I have also heard my elders suggest that reciting shlokas helps children to speak clearly. I also think that reciting the shlokas help the children to develop mindfulness, concentration and it is definitely a form of meditation.
My kids have been reciting shlokas since the past few years. I am trying to put together a few of them online so that it can serve as a handy reference.
As every Hindu knows, every auspicious ceremony begins with prayers offered to Lord Ganesha. He is the remover of obstacles,  the harbinger of success. He is also worshipped as the God of education, knowledge, wisdom and wealth. The following shloka is a very popular shloka that is recited at the beginning of many religious ceremonies :




Sanskrit: 
वक्रतुण्ड महाकाय सूर्यकोटि समप्रभा
निर्विघ्नं कुरुमे देव सर्व कार्येषु सर्वदा

Kannada:
ವಕ್ರತುಂಡ ಮಹಾಕಾಯ ಸೂರ್ಯಕೋಟಿ ಸಮಪ್ರಭಾ
ನಿರ್ವಿಘ್ನಂ ಕುರುಮೆ ದೇವ ಸರ್ವ ಕಾರ್ಯೇಶು ಸರ್ವದ

English: 

Vakratunda mahaakaayaa suryakoti samaprabha
nirvighnam kuru me deva sarva kaaryeshu sarvadaa


Meaning -
This shloka roughly translates as:
(Oh Lord Ganesha), one with a broken tooth and a large body, one with the brilliance of ten million suns, please ensure that all my endeavors are without any obstacles.
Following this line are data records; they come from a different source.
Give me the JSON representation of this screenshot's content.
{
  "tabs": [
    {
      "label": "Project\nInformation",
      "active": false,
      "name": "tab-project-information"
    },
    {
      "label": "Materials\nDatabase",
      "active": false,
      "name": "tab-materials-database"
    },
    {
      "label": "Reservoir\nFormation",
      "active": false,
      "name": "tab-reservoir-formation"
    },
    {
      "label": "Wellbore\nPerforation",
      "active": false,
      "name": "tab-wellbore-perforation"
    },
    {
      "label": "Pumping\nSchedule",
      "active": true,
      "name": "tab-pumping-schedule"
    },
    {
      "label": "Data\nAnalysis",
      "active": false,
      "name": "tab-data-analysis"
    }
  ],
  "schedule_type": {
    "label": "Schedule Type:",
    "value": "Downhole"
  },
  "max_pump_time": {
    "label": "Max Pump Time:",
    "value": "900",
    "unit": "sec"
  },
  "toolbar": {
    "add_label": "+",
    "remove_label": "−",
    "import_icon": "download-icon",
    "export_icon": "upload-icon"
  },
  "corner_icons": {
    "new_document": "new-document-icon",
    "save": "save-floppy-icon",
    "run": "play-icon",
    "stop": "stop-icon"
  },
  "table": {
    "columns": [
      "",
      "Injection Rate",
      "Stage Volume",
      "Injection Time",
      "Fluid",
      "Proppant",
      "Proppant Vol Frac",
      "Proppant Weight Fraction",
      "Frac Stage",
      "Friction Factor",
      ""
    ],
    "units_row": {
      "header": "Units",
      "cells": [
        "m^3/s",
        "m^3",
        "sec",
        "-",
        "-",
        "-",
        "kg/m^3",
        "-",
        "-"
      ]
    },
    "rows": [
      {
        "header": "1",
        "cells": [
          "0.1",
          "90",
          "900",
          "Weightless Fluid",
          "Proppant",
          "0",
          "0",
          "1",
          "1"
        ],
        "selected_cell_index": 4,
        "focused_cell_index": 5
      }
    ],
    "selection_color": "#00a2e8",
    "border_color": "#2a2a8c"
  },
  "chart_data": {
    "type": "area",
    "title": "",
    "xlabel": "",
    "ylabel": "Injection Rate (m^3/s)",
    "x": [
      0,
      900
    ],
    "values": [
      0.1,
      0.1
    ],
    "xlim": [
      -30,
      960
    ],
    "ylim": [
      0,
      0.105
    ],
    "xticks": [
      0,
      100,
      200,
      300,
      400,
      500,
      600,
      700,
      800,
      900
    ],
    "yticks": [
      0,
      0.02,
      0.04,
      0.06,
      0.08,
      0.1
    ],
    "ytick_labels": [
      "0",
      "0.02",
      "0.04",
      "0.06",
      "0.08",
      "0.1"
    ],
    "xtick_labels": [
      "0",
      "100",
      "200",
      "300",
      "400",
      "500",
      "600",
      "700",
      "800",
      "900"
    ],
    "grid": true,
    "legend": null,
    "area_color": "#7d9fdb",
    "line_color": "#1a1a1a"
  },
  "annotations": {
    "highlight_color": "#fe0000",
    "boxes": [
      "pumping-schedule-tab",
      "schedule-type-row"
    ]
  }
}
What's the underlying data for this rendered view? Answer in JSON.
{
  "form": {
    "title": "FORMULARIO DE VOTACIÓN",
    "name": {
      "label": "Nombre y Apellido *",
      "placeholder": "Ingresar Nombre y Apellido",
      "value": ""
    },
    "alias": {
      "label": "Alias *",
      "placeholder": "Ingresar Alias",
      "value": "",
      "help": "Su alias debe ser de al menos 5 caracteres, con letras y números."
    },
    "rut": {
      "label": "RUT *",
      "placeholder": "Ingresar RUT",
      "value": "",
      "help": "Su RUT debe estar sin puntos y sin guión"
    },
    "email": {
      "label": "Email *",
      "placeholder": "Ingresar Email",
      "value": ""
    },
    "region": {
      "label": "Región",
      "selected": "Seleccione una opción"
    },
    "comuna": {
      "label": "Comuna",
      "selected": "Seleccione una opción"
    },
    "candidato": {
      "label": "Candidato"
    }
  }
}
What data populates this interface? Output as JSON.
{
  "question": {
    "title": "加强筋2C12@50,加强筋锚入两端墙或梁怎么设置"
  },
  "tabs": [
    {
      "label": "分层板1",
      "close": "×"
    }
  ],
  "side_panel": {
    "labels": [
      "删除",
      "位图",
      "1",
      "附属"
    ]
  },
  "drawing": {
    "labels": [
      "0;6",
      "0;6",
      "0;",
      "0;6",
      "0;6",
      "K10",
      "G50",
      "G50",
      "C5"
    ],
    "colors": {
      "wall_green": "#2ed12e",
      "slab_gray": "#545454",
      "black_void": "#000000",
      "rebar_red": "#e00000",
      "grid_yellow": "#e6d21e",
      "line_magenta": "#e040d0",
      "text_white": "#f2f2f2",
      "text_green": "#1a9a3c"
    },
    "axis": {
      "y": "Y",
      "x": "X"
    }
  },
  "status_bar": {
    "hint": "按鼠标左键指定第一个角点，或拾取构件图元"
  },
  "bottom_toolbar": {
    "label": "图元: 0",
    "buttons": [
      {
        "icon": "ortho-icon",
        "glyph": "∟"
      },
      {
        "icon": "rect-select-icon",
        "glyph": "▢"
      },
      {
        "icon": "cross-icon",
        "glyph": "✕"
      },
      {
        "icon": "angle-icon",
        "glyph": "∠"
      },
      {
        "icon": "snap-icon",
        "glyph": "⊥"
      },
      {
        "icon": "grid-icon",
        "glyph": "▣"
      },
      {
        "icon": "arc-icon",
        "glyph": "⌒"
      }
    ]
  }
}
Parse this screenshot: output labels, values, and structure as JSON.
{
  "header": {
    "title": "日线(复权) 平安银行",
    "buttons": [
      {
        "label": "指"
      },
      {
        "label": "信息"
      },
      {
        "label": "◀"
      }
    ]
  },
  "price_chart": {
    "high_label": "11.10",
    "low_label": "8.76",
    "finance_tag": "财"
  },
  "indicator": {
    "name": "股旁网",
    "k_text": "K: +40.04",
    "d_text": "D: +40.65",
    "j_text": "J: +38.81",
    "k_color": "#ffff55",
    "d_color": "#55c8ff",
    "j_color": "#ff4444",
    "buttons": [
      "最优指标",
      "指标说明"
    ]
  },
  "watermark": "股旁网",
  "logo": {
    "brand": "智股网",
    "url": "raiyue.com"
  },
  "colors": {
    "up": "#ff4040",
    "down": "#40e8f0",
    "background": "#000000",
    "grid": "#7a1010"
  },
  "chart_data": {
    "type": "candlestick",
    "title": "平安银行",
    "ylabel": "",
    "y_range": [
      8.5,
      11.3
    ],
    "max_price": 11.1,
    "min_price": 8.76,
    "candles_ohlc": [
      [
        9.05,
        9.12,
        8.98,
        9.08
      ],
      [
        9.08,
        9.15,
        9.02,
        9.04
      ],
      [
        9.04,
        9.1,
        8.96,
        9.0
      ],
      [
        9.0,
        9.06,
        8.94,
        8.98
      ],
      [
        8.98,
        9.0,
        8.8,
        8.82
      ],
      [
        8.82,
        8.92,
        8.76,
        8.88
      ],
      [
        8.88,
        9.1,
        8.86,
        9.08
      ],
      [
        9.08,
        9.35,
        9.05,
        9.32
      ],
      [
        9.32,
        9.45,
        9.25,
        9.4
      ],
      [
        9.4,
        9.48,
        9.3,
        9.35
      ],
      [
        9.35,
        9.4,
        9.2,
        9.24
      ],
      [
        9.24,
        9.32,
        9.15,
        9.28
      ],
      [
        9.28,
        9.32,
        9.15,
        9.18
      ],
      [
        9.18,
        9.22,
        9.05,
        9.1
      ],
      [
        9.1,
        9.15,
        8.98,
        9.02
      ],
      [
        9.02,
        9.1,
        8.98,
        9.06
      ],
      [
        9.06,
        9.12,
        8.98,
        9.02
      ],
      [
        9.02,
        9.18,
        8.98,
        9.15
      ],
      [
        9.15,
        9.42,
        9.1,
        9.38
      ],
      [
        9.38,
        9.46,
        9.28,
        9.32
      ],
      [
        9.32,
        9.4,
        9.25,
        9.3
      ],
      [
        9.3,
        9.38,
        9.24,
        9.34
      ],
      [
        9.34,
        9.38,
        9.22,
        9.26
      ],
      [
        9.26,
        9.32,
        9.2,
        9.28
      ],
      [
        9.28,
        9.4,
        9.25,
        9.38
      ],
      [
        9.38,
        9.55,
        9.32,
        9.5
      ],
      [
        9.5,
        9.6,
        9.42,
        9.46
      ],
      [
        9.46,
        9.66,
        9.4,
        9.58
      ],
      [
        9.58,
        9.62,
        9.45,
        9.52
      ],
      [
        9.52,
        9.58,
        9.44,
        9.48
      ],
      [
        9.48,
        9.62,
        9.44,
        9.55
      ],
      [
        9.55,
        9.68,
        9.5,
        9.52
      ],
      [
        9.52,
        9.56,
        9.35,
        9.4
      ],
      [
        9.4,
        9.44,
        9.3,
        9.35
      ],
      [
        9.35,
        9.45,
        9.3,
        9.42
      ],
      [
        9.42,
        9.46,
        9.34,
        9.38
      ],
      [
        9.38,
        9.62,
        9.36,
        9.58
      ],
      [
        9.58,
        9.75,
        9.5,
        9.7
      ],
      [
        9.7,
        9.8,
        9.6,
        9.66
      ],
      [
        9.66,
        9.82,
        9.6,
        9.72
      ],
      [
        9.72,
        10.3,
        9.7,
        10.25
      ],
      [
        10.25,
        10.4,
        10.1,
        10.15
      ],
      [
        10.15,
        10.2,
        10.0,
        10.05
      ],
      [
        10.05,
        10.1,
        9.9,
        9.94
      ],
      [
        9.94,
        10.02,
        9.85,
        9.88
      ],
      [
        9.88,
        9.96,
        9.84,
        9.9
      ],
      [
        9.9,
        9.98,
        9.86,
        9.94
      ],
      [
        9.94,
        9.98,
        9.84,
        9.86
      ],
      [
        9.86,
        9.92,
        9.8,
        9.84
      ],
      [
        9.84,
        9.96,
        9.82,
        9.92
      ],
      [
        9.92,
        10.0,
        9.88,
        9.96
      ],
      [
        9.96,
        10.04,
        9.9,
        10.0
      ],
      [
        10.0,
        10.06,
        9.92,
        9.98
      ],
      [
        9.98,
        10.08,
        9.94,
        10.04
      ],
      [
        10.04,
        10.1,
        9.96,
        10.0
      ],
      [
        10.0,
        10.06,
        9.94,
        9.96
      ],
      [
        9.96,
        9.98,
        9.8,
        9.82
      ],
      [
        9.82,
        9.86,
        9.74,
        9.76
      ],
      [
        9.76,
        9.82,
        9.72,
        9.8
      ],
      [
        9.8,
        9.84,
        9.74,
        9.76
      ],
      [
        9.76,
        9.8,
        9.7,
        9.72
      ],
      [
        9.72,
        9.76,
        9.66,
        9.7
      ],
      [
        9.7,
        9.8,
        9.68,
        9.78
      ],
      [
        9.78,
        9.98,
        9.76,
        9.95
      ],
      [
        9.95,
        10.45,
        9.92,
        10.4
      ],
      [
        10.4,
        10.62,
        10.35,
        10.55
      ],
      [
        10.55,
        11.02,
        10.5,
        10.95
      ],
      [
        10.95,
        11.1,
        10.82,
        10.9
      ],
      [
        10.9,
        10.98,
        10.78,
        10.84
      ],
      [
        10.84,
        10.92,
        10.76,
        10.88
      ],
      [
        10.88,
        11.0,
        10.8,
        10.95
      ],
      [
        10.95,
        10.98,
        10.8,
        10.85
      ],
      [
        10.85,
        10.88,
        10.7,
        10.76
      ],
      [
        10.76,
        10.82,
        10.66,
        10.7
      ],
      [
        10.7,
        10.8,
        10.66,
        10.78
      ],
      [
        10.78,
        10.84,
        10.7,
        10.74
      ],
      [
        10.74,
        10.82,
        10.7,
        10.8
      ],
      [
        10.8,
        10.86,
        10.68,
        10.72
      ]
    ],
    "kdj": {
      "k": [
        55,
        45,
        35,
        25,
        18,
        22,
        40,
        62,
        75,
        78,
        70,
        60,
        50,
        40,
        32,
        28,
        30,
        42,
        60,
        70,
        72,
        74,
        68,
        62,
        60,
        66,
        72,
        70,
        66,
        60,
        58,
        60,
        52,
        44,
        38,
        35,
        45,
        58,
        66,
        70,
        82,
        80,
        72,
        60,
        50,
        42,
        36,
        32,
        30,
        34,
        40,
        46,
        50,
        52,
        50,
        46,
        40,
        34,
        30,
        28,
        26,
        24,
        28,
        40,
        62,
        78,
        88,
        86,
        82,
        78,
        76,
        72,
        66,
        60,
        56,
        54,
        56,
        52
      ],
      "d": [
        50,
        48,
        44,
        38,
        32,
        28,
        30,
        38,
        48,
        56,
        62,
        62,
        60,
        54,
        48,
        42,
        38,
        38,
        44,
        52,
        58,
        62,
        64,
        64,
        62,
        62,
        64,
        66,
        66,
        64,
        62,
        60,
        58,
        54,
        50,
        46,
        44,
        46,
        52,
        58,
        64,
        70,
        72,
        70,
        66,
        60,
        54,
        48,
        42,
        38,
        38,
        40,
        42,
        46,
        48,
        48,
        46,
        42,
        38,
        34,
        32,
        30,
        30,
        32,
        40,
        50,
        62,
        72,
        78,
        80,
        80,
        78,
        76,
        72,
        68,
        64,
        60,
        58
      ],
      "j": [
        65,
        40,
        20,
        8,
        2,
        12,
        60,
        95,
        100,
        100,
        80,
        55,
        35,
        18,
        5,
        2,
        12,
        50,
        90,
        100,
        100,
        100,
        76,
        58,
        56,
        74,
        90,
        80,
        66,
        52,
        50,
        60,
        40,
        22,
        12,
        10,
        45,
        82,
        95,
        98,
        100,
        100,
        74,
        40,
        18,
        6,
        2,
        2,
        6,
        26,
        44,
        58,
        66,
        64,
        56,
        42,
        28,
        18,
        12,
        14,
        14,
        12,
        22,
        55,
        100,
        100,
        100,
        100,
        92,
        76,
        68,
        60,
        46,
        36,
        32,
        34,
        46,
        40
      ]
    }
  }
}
When you teach this shloka to a child, please try to help them say it clearly and slowly so that all the syllables are pronounced clearly. You can have them repeat it a few times just so that they can understand the pronunciation.
I found this symbolical representation of Lord Ganesha very interesting. Please take a look along with your child. Telling stories of how Lord Ganesha got the head of an elephant might also help. These stories abound everywhere. An internet search will yield scores of hits. Calling your mother or grandmother will probably get you an interesting version as well!

Please note that translating into another language is always a work in progress, the essence and the beauty of the original is never quite there. If you find any errors, please let me know and I will try to correct it as soon as possible!.